Posted on Jan 17, 2014 by Maggie LaBarbera

New study is showing that increasing the cost of sugary drinks may actually be decreasing sales.

A study conducted by Harvard University studied the impact of increasing the cost of sugary drinks by one cent per ounce.

Sugary drinks were drinks that had 150 calories or more per container and consisted mostly of soda, lemonade, whole chocolate milk and some juices.  These drinks were increased in price while the price of drinks with less than 150 calories and zero calorie drinks were left the same.

Result:  a 16% decline in sales of sugary drinks

In another study, the researchers changed the way drinks were displayed.  Basically, they grouped drinks by calorie ranges.

Result:  high calorie drinks had an 11% decline

This is an ongoing debate and lots of emotionally charged viewpoints from both industry and consumers.  I don't know if we should add taxes onto higher calorie food items.  

But I think it would be great if we could make healthier foods more affordable and place the same amount of marketing muscle behind it.  When the high calorie foods promote their foods it's called marketing.  And it visually appealing and reaches into our hearts and souls to encourage us to associate positive images with their foods.
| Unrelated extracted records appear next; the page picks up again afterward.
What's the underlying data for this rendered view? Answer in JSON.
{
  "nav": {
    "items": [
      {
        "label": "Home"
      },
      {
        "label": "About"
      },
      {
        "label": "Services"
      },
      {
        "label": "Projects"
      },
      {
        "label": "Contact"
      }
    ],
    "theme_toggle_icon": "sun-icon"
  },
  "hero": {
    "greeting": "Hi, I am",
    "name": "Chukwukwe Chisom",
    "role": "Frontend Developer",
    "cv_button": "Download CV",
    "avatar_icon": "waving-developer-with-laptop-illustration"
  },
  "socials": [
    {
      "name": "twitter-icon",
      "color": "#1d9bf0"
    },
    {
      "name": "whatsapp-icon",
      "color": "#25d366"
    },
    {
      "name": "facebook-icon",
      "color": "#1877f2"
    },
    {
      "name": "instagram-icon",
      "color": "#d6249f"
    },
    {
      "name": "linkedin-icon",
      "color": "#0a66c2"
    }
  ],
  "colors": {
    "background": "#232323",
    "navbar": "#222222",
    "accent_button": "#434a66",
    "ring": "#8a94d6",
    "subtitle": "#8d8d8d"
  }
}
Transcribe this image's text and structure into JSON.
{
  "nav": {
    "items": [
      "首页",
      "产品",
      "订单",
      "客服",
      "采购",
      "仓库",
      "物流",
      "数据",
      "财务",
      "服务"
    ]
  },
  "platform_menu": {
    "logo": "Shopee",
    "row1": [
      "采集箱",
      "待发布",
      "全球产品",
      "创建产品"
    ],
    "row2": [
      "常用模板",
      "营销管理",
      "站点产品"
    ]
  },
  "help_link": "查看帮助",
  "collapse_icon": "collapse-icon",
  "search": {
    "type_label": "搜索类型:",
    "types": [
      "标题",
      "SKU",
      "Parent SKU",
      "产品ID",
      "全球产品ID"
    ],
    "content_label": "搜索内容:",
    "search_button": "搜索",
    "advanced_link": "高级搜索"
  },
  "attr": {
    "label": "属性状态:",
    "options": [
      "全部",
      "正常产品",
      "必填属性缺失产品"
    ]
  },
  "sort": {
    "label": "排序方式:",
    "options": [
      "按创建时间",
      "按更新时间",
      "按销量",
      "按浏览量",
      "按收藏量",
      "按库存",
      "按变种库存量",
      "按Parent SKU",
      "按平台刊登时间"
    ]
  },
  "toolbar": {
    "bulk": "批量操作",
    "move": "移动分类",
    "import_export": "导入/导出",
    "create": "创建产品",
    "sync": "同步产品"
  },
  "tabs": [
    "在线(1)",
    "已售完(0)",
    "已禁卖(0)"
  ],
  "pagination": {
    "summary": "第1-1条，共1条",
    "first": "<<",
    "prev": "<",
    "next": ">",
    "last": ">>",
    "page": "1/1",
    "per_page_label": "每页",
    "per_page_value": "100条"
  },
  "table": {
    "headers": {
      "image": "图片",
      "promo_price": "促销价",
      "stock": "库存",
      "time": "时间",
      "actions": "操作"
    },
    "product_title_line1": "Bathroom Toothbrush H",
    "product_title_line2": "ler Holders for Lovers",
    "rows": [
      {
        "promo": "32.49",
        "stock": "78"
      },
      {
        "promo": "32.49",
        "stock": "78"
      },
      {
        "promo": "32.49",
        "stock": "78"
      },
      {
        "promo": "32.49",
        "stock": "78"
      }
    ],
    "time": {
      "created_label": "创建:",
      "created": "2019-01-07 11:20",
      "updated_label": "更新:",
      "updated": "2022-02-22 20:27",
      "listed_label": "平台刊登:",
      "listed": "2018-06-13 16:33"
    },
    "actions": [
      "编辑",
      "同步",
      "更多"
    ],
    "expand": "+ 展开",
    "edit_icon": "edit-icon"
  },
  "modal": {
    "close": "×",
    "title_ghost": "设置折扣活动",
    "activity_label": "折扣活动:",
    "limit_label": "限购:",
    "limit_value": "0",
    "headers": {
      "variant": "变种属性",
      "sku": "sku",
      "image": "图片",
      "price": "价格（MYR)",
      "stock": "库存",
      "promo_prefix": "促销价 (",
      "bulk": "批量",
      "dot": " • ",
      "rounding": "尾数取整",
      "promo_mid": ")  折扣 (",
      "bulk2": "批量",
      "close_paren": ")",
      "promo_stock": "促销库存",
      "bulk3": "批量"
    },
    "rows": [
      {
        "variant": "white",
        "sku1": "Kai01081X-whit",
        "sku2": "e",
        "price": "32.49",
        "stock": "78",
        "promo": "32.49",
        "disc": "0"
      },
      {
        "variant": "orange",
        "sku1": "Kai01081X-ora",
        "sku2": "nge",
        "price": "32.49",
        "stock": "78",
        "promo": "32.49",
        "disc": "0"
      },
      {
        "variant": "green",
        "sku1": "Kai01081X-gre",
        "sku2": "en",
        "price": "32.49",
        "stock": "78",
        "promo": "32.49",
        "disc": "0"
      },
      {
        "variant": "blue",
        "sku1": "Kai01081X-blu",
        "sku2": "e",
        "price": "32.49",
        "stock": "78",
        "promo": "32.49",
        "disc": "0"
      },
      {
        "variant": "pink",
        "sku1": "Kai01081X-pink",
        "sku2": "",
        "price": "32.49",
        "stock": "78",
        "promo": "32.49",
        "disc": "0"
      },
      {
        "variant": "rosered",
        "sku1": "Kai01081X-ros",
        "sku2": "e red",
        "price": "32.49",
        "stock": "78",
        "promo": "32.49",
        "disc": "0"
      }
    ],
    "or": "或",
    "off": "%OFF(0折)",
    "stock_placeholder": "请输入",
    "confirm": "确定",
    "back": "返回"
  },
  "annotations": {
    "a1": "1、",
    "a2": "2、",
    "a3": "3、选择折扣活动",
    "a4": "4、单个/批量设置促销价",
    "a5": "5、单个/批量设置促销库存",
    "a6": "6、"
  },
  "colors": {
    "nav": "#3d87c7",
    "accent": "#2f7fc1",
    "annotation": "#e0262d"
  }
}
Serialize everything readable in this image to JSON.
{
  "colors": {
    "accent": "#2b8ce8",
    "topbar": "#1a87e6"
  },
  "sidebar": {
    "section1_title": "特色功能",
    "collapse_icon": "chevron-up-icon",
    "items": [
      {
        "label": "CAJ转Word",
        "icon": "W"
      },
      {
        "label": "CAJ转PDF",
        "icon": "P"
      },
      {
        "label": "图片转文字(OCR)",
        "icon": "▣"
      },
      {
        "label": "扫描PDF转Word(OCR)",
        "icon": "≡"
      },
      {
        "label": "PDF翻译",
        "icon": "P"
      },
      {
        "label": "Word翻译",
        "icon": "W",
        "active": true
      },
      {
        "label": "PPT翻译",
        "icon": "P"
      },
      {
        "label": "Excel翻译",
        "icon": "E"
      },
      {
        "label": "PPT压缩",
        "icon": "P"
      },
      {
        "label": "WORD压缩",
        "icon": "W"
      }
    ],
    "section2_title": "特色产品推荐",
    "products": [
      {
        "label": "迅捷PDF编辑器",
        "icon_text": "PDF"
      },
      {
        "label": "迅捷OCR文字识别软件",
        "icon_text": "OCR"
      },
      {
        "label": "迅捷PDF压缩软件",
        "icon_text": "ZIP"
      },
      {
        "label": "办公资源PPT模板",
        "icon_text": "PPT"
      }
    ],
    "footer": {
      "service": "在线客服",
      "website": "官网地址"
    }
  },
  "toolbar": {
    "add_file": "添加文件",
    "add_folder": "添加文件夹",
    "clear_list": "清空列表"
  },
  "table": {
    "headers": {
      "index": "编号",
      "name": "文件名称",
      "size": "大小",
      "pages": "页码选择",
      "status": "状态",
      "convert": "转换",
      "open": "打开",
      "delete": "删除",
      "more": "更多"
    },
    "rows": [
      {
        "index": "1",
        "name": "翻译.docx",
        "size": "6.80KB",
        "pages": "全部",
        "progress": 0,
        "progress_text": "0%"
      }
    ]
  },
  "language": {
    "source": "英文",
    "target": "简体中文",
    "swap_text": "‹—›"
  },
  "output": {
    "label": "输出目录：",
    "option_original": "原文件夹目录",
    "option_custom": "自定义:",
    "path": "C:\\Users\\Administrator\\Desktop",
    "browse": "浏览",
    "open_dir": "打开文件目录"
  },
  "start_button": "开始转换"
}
When the healthy foods are promoted, it's called education.  It often comes across boring and "preachy".  ;-(

I once said to a representative of large grocery chain, what if we use our nutrition minded characters in the produce section to make the area fun and very kid friendly to promote healthy foods?  Make it more like the cereal aisle.  An area of the grocery store kids want to go to.  I was quickly dismissed.